Thursday, January 27, 2011
We've all been told, either by our mothers, our doctors, our teachers and other sages advocating a healthy lifestyle, never forget to eat vegetables especially green leafy vegetables. A wealth of data show that these greens delicious and beneficial contribution to a healthy and balanced diet, particularly cruciferous which correspond to the cabbage family. These vegetables, also known as Brassicaceae have flowers with four petals that recall the shape of the cross from which their name crucifer. Although the terminology may seem new, these vegetables are certainly already part of basic foods from your diet.
Crucifers include Swiss chard, broccoli, cabbage, Brussels sprouts, cauliflower, watercress, radishes, rapini, arugula, spinach, turnips, kale and bok Choy often called bok choy. These vegetables are high in vitamins and minerals (some more than others), are credited with impressive nutritional qualities and are equipped with powerful anti-cancer properties.
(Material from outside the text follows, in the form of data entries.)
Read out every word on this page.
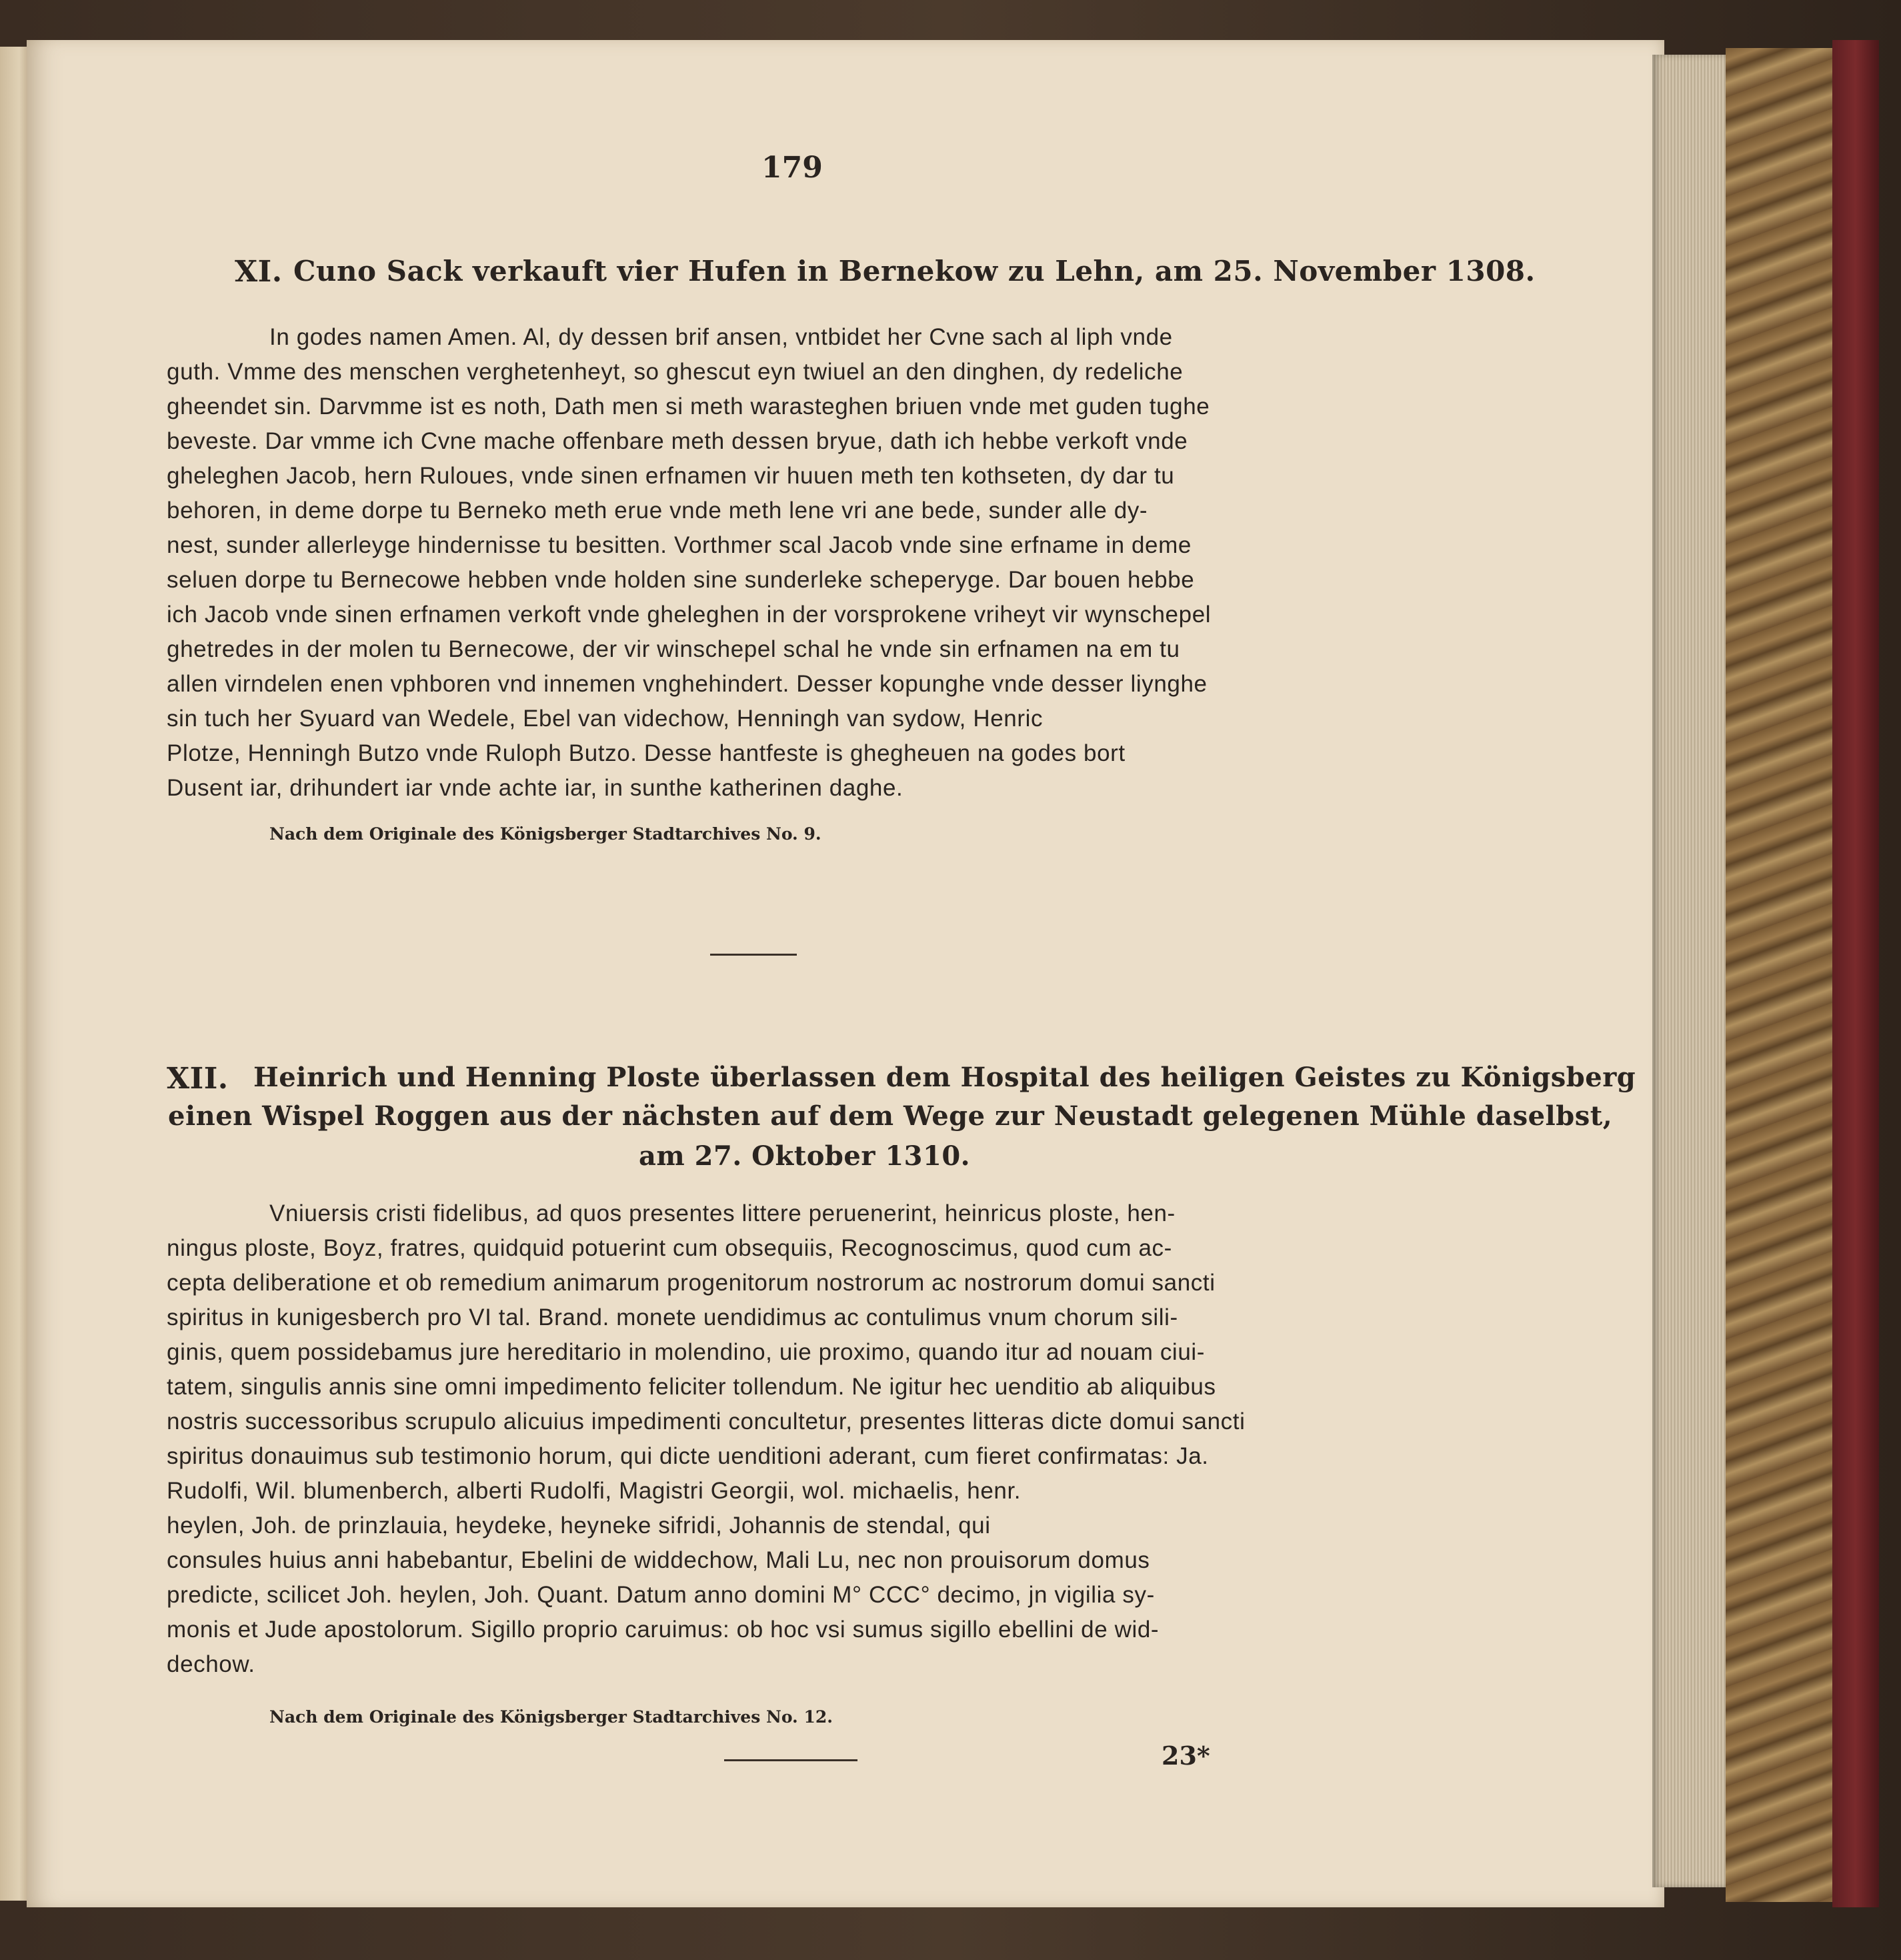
179
XI. Cuno Sack verkauft vier Hufen in Bernekow zu Lehn, am 25. November 1308.
In godes namen Amen. Al, dy dessen brif ansen, vntbidet her Cvne sach al liph vnde
guth. Vmme des menschen verghetenheyt, so ghescut eyn twiuel an den dinghen, dy redeliche
gheendet sin. Darvmme ist es noth, Dath men si meth warasteghen briuen vnde met guden tughe
beveste. Dar vmme ich Cvne mache offenbare meth dessen bryue, dath ich hebbe verkoft vnde
gheleghen Jacob, hern Ruloues, vnde sinen erfnamen vir huuen meth ten kothseten, dy dar tu
behoren, in deme dorpe tu Berneko meth erue vnde meth lene vri ane bede, sunder alle dy-
nest, sunder allerleyge hindernisse tu besitten. Vorthmer scal Jacob vnde sine erfname in deme
seluen dorpe tu Bernecowe hebben vnde holden sine sunderleke scheperyge. Dar bouen hebbe
ich Jacob vnde sinen erfnamen verkoft vnde gheleghen in der vorsprokene vriheyt vir wynschepel
ghetredes in der molen tu Bernecowe, der vir winschepel schal he vnde sin erfnamen na em tu
allen virndelen enen vphboren vnd innemen vnghehindert. Desser kopunghe vnde desser liynghe
sin tuch her Syuard van Wedele, Ebel van videchow, Henningh van sydow, Henric
Plotze, Henningh Butzo vnde Ruloph Butzo. Desse hantfeste is ghegheuen na godes bort
Dusent iar, drihundert iar vnde achte iar, in sunthe katherinen daghe.
Nach dem Originale des Königsberger Stadtarchives No. 9.
XII. Heinrich und Henning Ploste überlassen dem Hospital des heiligen Geistes zu Königsberg
einen Wispel Roggen aus der nächsten auf dem Wege zur Neustadt gelegenen Mühle daselbst,
am 27. Oktober 1310.
Vniuersis cristi fidelibus, ad quos presentes littere peruenerint, heinricus ploste, hen-
ningus ploste, Boyz, fratres, quidquid potuerint cum obsequiis, Recognoscimus, quod cum ac-
cepta deliberatione et ob remedium animarum progenitorum nostrorum ac nostrorum domui sancti
spiritus in kunigesberch pro VI tal. Brand. monete uendidimus ac contulimus vnum chorum sili-
ginis, quem possidebamus jure hereditario in molendino, uie proximo, quando itur ad nouam ciui-
tatem, singulis annis sine omni impedimento feliciter tollendum. Ne igitur hec uenditio ab aliquibus
nostris successoribus scrupulo alicuius impedimenti concultetur, presentes litteras dicte domui sancti
spiritus donauimus sub testimonio horum, qui dicte uenditioni aderant, cum fieret confirmatas: Ja.
Rudolfi, Wil. blumenberch, alberti Rudolfi, Magistri Georgii, wol. michaelis, henr.
heylen, Joh. de prinzlauia, heydeke, heyneke sifridi, Johannis de stendal, qui
consules huius anni habebantur, Ebelini de widdechow, Mali Lu, nec non prouisorum domus
predicte, scilicet Joh. heylen, Joh. Quant. Datum anno domini M° CCC° decimo, jn vigilia sy-
monis et Jude apostolorum. Sigillo proprio caruimus: ob hoc vsi sumus sigillo ebellini de wid-
dechow.
Nach dem Originale des Königsberger Stadtarchives No. 12.
23*
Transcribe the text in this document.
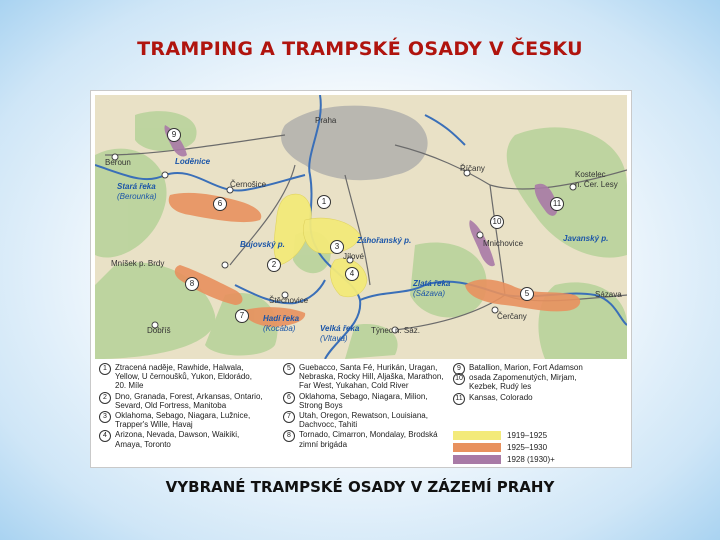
TRAMPING A TRAMPSKÉ OSADY V ČESKU
Praha
Beroun	Loděnice
Stará řeka
(Berounka)
Černošice
Bujovský p.	Záhořanský p.
Jílové
Říčany
Kostelec
n. Čer. Lesy
Mnichovice
Javanský p.
Zlatá řeka
(Sázava)	Sázava
Čerčany
Mníšek p. Brdy
Štěchovice
Hadí řeka
(Kocába)	Velká řeka
(Vltava)
Dobříš	Týnec n. Sáz.
9
6	1
3
2
4
8
7
5
10
11
1	Ztracená naděje, Rawhide, Halwala,
Yellow, U černoušků, Yukon, Eldorádo,
20. Míle
2	Dno, Granada, Forest, Arkansas, Ontario,
Sevard, Old Fortress, Manitoba
3	Oklahoma, Sebago, Niagara, Lužnice,
Trapper's Wille, Havaj
4	Arizona, Nevada, Dawson, Waikiki,
Amaya, Toronto
5	Guebacco, Santa Fé, Hurikán, Uragan,
Nebraska, Rocky Hill, Aljaška, Marathon,
Far West, Yukahan, Cold River
6	Oklahoma, Sebago, Niagara, Milion,
Strong Boys
7	Utah, Oregon, Rewatson, Louisiana,
Dachvocc, Tahiti
8	Tornado, Cimarron, Mondalay, Brodská
zimní brigáda
9	Batallion, Marion, Fort Adamson
10 osada Zapomenutých, Mirjam,
Kezbek, Rudý les
11 Kansas, Colorado
1919–1925
1925–1930
1928 (1930)+
VYBRANÉ TRAMPSKÉ OSADY V ZÁZEMÍ PRAHY
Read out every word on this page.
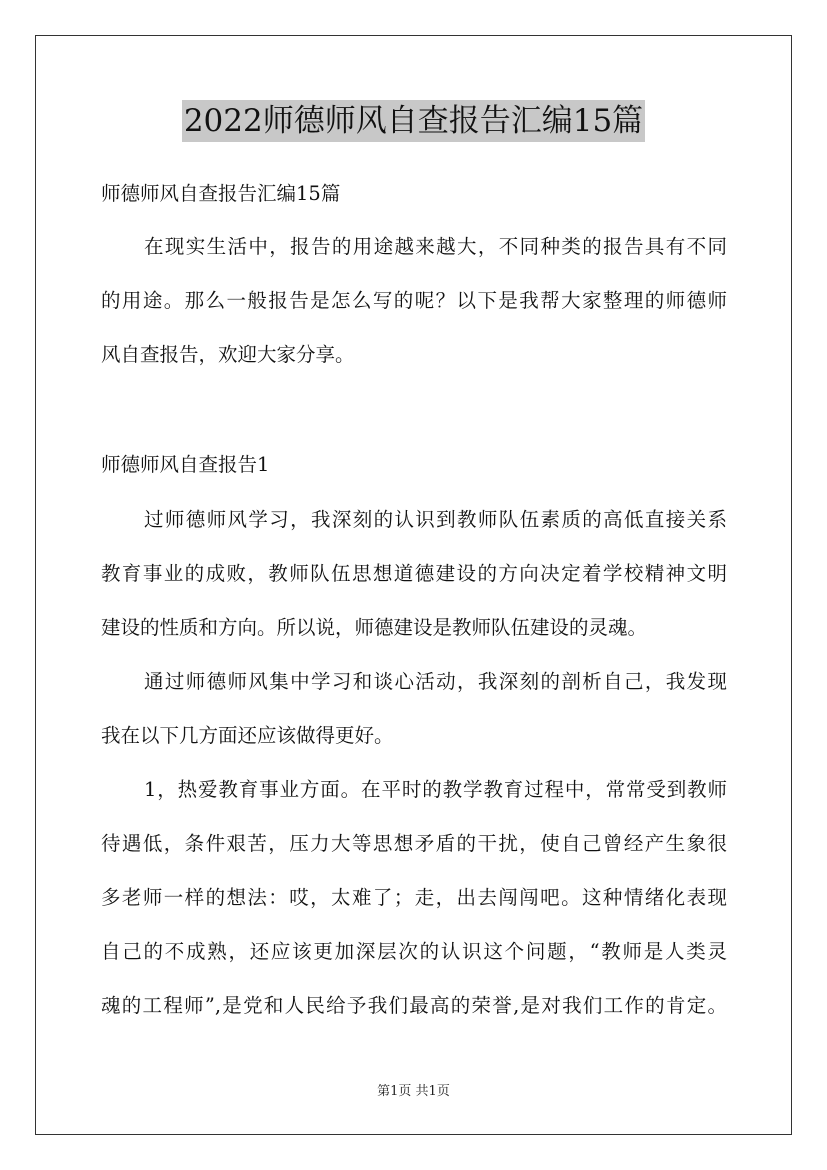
2022师德师风自查报告汇编15篇
师德师风自查报告汇编15篇
在现实生活中，报告的用途越来越大，不同种类的报告具有不同
的用途。那么一般报告是怎么写的呢？以下是我帮大家整理的师德师
风自查报告，欢迎大家分享。
师德师风自查报告1
过师德师风学习，我深刻的认识到教师队伍素质的高低直接关系
教育事业的成败，教师队伍思想道德建设的方向决定着学校精神文明
建设的性质和方向。所以说，师德建设是教师队伍建设的灵魂。
通过师德师风集中学习和谈心活动，我深刻的剖析自己，我发现
我在以下几方面还应该做得更好。
1，热爱教育事业方面。在平时的教学教育过程中，常常受到教师
待遇低，条件艰苦，压力大等思想矛盾的干扰，使自己曾经产生象很
多老师一样的想法：哎，太难了；走，出去闯闯吧。这种情绪化表现
自己的不成熟，还应该更加深层次的认识这个问题，“教师是人类灵
魂的工程师”,是党和人民给予我们最高的荣誉,是对我们工作的肯定。
第1页 共1页
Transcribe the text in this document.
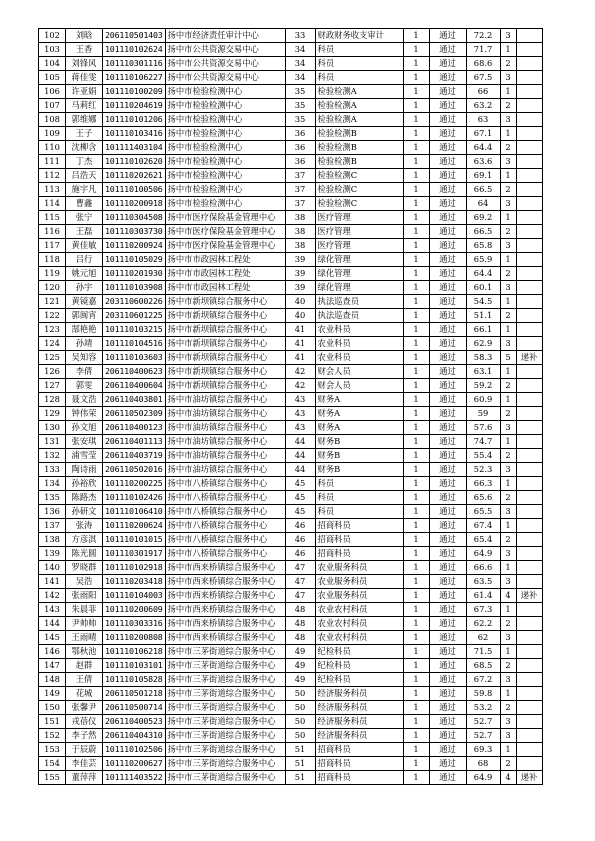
102	刘晗	206110501403	扬中市经济责任审计中心	33	财政财务收支审计	1	通过	72.2	3	
103	王香	101110102624	扬中市公共资源交易中心	34	科员	1	通过	71.7	1	
104	刘锋风	101110301116	扬中市公共资源交易中心	34	科员	1	通过	68.6	2	
105	蒋佳雯	101110106227	扬中市公共资源交易中心	34	科员	1	通过	67.5	3	
106	许亚娟	101110100209	扬中市检验检测中心	35	检验检测A	1	通过	66	1	
107	马莉红	101110204619	扬中市检验检测中心	35	检验检测A	1	通过	63.2	2	
108	郭维娜	101110101206	扬中市检验检测中心	35	检验检测A	1	通过	63	3	
109	王子	101110103416	扬中市检验检测中心	36	检验检测B	1	通过	67.1	1	
110	沈柳含	101111403104	扬中市检验检测中心	36	检验检测B	1	通过	64.4	2	
111	丁杰	101110102620	扬中市检验检测中心	36	检验检测B	1	通过	63.6	3	
112	吕浩天	101110202621	扬中市检验检测中心	37	检验检测C	1	通过	69.1	1	
113	施宇凡	101110100506	扬中市检验检测中心	37	检验检测C	1	通过	66.5	2	
114	曹鑫	101110200918	扬中市检验检测中心	37	检验检测C	1	通过	64	3	
115	张宁	101110304508	扬中市医疗保险基金管理中心	38	医疗管理	1	通过	69.2	1	
116	王磊	101110303730	扬中市医疗保险基金管理中心	38	医疗管理	1	通过	66.5	2	
117	黄佳敏	101110200924	扬中市医疗保险基金管理中心	38	医疗管理	1	通过	65.8	3	
118	吕行	101110105029	扬中市市政园林工程处	39	绿化管理	1	通过	65.9	1	
119	姚元旭	101110201930	扬中市市政园林工程处	39	绿化管理	1	通过	64.4	2	
120	孙宇	101110103908	扬中市市政园林工程处	39	绿化管理	1	通过	60.1	3	
121	黄镜嘉	203110600226	扬中市新坝镇综合服务中心	40	执法巡查员	1	通过	54.5	1	
122	郭闽宵	203110601225	扬中市新坝镇综合服务中心	40	执法巡查员	1	通过	51.1	2	
123	郜艳艳	101110103215	扬中市新坝镇综合服务中心	41	农业科员	1	通过	66.1	1	
124	孙靖	101110104516	扬中市新坝镇综合服务中心	41	农业科员	1	通过	62.9	3	
125	吴知容	101110103603	扬中市新坝镇综合服务中心	41	农业科员	1	通过	58.3	5	递补
126	李倩	206110400623	扬中市新坝镇综合服务中心	42	财会人员	1	通过	63.1	1	
127	郭雯	206110400604	扬中市新坝镇综合服务中心	42	财会人员	1	通过	59.2	2	
128	聂文浩	206110403801	扬中市油坊镇综合服务中心	43	财务A	1	通过	60.9	1	
129	钟伟荣	206110502309	扬中市油坊镇综合服务中心	43	财务A	1	通过	59	2	
130	孙文旭	206110400123	扬中市油坊镇综合服务中心	43	财务A	1	通过	57.6	3	
131	张安琪	206110401113	扬中市油坊镇综合服务中心	44	财务B	1	通过	74.7	1	
132	浦雪莹	206110403719	扬中市油坊镇综合服务中心	44	财务B	1	通过	55.4	2	
133	陶诗雨	206110502016	扬中市油坊镇综合服务中心	44	财务B	1	通过	52.3	3	
134	孙裕欣	101110200225	扬中市八桥镇综合服务中心	45	科员	1	通过	66.3	1	
135	陈路杰	101110102426	扬中市八桥镇综合服务中心	45	科员	1	通过	65.6	2	
136	孙研文	101110106410	扬中市八桥镇综合服务中心	45	科员	1	通过	65.5	3	
137	张涛	101110200624	扬中市八桥镇综合服务中心	46	招商科员	1	通过	67.4	1	
138	方彦淇	101110101015	扬中市八桥镇综合服务中心	46	招商科员	1	通过	65.4	2	
139	陈光圆	101110301917	扬中市八桥镇综合服务中心	46	招商科员	1	通过	64.9	3	
140	罗晓群	101110102918	扬中市西来桥镇综合服务中心	47	农业服务科员	1	通过	66.6	1	
141	吴浩	101110203418	扬中市西来桥镇综合服务中心	47	农业服务科员	1	通过	63.5	3	
142	张雨阳	101110104003	扬中市西来桥镇综合服务中心	47	农业服务科员	1	通过	61.4	4	递补
143	朱晨菲	101110200609	扬中市西来桥镇综合服务中心	48	农业农村科员	1	通过	67.3	1	
144	尹帅帅	101110303316	扬中市西来桥镇综合服务中心	48	农业农村科员	1	通过	62.2	2	
145	王雨晴	101110200808	扬中市西来桥镇综合服务中心	48	农业农村科员	1	通过	62	3	
146	鄂秋池	101110106218	扬中市三茅街道综合服务中心	49	纪检科员	1	通过	71.5	1	
147	赵群	101110103101	扬中市三茅街道综合服务中心	49	纪检科员	1	通过	68.5	2	
148	王倩	101110105828	扬中市三茅街道综合服务中心	49	纪检科员	1	通过	67.2	3	
149	花城	206110501218	扬中市三茅街道综合服务中心	50	经济服务科员	1	通过	59.8	1	
150	张馨尹	206110500714	扬中市三茅街道综合服务中心	50	经济服务科员	1	通过	53.2	2	
151	戎蓓仪	206110400523	扬中市三茅街道综合服务中心	50	经济服务科员	1	通过	52.7	3	
152	李子然	206110404310	扬中市三茅街道综合服务中心	50	经济服务科员	1	通过	52.7	3	
153	于辰蔚	101110102506	扬中市三茅街道综合服务中心	51	招商科员	1	通过	69.3	1	
154	李佳芸	101110200627	扬中市三茅街道综合服务中心	51	招商科员	1	通过	68	2	
155	董萍萍	101111403522	扬中市三茅街道综合服务中心	51	招商科员	1	通过	64.9	4	递补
Nutritionists often refer to as crucifers to "functional food" or nutraceuticals, that is to say foods with benefits beyond their basic nutritional value, such as, for example, prevent certain diseases. Like all vegetables, cruciferous packed with antioxidants, including vitamin C, vitamin A, calcium, iron, folic acid, soluble fiber and lignans. All these substances may help reduce the risk of cardiovascular disease. Indeed, studies have shown that cruciferous reduce plasma homocysteine, and high levels of homocysteine increase the risk of cardiovascular disease. Moreover, because of their high content of calcium, cruciferous vegetables (especially kale, Chinese cabbage and broccoli), provide protection of bone density and may help prevent the onset of osteoporosis, especially among women.
Saturday, January 15, 2011
Fans nuts, no problem you give heart to joy! The nuts can be high in fat but, according to Reza, it is monounsaturated fat - the type of fat that lowers cholesterol and is found in olive oil and canola. They are also a good source of vitamin E and omega-3 fatty acids, your allies to fight heart disease and high cholesterol.
"Consumed in moderation - a handful a day - nuts are good for you," says Reza.
* As a snack, a handful of roasted nuts, unsalted and untreated;
* Salads, cereal or yogurt sprinkled with nuts;
* Preparations of peanut butter without added sugar, salt or other additives.
* Ice cream or brownie (foods already high in fat) sprinkled with nuts.
Tuesday, January 11, 2011
Number of people avoid beef because of its high saturated fat and cholesterol, but the meat also contains 14 essential nutrients, including iron, vitamin B12 and zinc, said Reza.
"Beef is an important nutrient that supports brain development and contributes to its smooth functioning and ability to think clearly. "
* Lean cuts with a minimal layer of fat outside;
* Lean ground beef;
* Grass-fed beef (grass-fed): it contains less saturated fat and cholesterol while having a higher content of omega-3 (good for the heart).
* Pieces of sirloin and prime rib;
* Steak slathered with butter and cream sauce.